Lars Bernaerts
Op een dag krijgt Walter, de verteller van Walter van den Broecks nieuwe roman Niets voor de familie, bezoek in zijn huis in de Vrijheidstraat in Turnhout. Drie architecten willen hem uithoren over zijn reeds lang overleden oom, de architect Jan Jaak (Jean Jacques) Jacobs, uit bekommernis om het architecturale erfgoed dat hij nalaat. Over de bouwplannen en realisaties van Jaak, veelal in een laatmodernistische stijl, zijn de drie enigszins geïnformeerd, maar over zijn biografie tasten ze in het duister. Walter weet enkele herinneringen op te halen tijdens het gesprek. Tot een omvattend beeld van Jaak komt het niet echt, maar zijn nieuwsgierigheid is gewekt.

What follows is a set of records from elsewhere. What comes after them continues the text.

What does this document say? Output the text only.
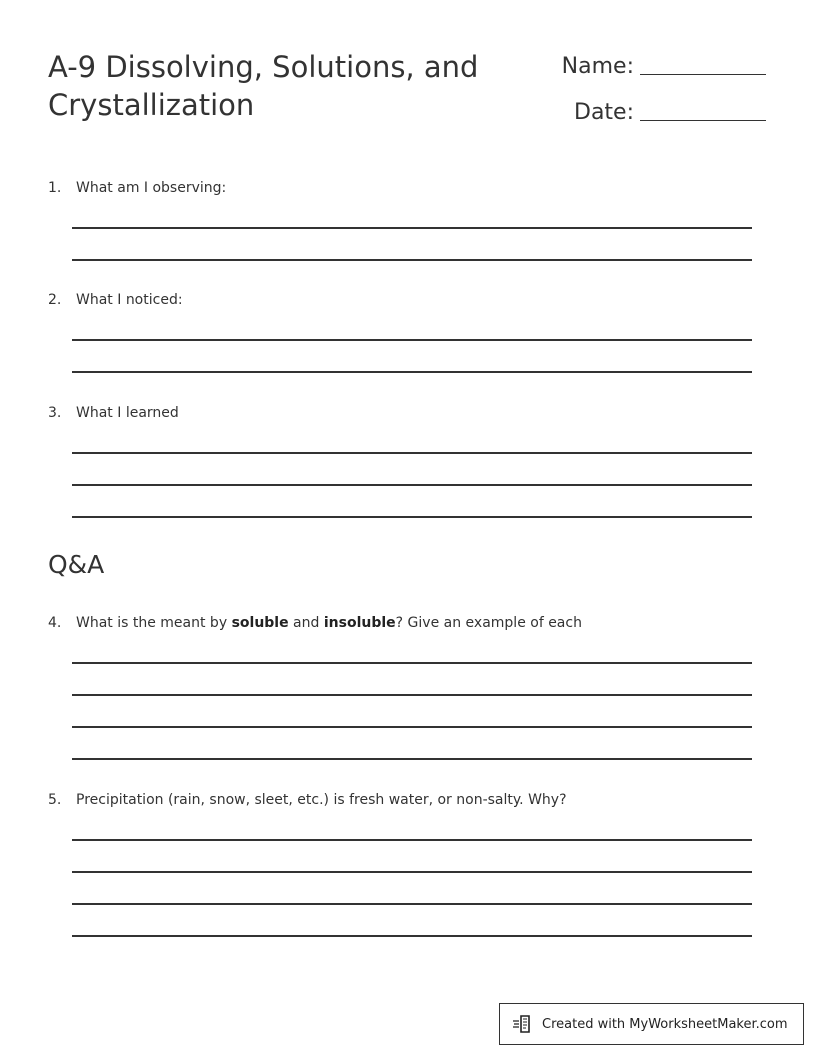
A-9 Dissolving, Solutions, and Crystallization
Name:
Date:
1.	What am I observing:
2.	What I noticed:
3.	What I learned
Q&A
4.	What is the meant by soluble and insoluble? Give an example of each
5.	Precipitation (rain, snow, sleet, etc.) is fresh water, or non-salty. Why?
Created with MyWorksheetMaker.com
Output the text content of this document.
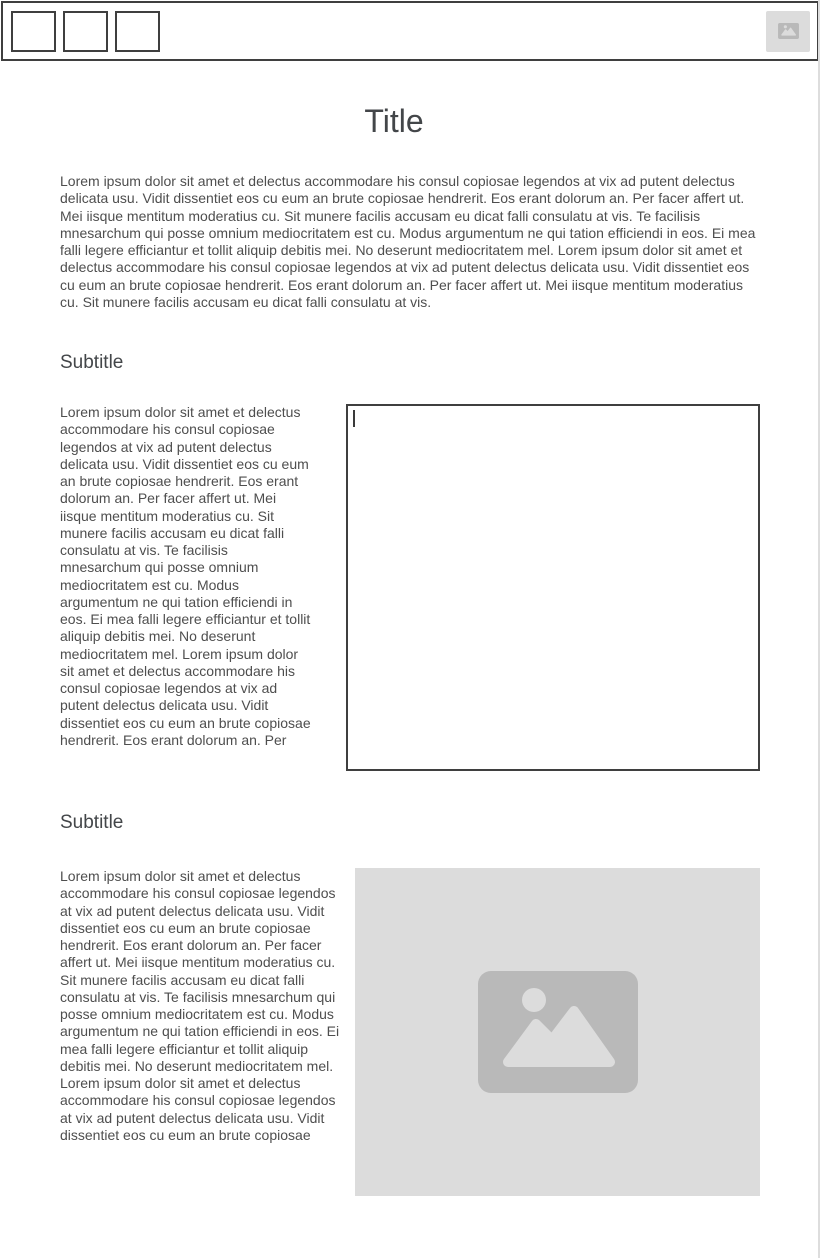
Title

Lorem ipsum dolor sit amet et delectus accommodare his consul copiosae legendos at vix ad putent delectus delicata usu. Vidit dissentiet eos cu eum an brute copiosae hendrerit. Eos erant dolorum an. Per facer affert ut. Mei iisque mentitum moderatius cu. Sit munere facilis accusam eu dicat falli consulatu at vis. Te facilisis mnesarchum qui posse omnium mediocritatem est cu. Modus argumentum ne qui tation efficiendi in eos. Ei mea falli legere efficiantur et tollit aliquip debitis mei. No deserunt mediocritatem mel. Lorem ipsum dolor sit amet et delectus accommodare his consul copiosae legendos at vix ad putent delectus delicata usu. Vidit dissentiet eos cu eum an brute copiosae hendrerit. Eos erant dolorum an. Per facer affert ut. Mei iisque mentitum moderatius cu. Sit munere facilis accusam eu dicat falli consulatu at vis.

Subtitle
Lorem ipsum dolor sit amet et delectus accommodare his consul copiosae legendos at vix ad putent delectus delicata usu. Vidit dissentiet eos cu eum an brute copiosae hendrerit. Eos erant dolorum an. Per facer affert ut. Mei iisque mentitum moderatius cu. Sit munere facilis accusam eu dicat falli consulatu at vis. Te facilisis mnesarchum qui posse omnium mediocritatem est cu. Modus argumentum ne qui tation efficiendi in eos. Ei mea falli legere efficiantur et tollit aliquip debitis mei. No deserunt mediocritatem mel. Lorem ipsum dolor sit amet et delectus accommodare his consul copiosae legendos at vix ad putent delectus delicata usu. Vidit dissentiet eos cu eum an brute copiosae hendrerit. Eos erant dolorum an. Per
Subtitle
Lorem ipsum dolor sit amet et delectus accommodare his consul copiosae legendos at vix ad putent delectus delicata usu. Vidit dissentiet eos cu eum an brute copiosae hendrerit. Eos erant dolorum an. Per facer affert ut. Mei iisque mentitum moderatius cu. Sit munere facilis accusam eu dicat falli consulatu at vis. Te facilisis mnesarchum qui posse omnium mediocritatem est cu. Modus argumentum ne qui tation efficiendi in eos. Ei mea falli legere efficiantur et tollit aliquip debitis mei. No deserunt mediocritatem mel. Lorem ipsum dolor sit amet et delectus accommodare his consul copiosae legendos at vix ad putent delectus delicata usu. Vidit dissentiet eos cu eum an brute copiosae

Wie vervolgens een roman verwacht over de visie en artistieke realisaties van Jaak Jacobs, kent Van den Broecks werk nog niet. Voor hem steunt echt begrip op genealogische en historische kennis die van onderuit komt. Om iemand te doorgronden moet je met andere woorden weten waar die persoon vandaan komt, wie zijn familie, ouders en voorouders zijn. Voor zijn eigen persoon documenteerde de auteur die voorgeschiedenis uitvoerig in boeken zoals Aantekeningen van een stambewaarder (1977), Het beleg van Laken (1985-1992) en het recente toneelstuk Dolores (2017). Wat mensen maakt tot wie ze zijn, is bovendien de plek waar ze dagelijks leven, dus niet de grote geschiedenis, maar de directe leefomgeving, zoals de cité in Van den Broecks Brief aan Boudewijn (1980).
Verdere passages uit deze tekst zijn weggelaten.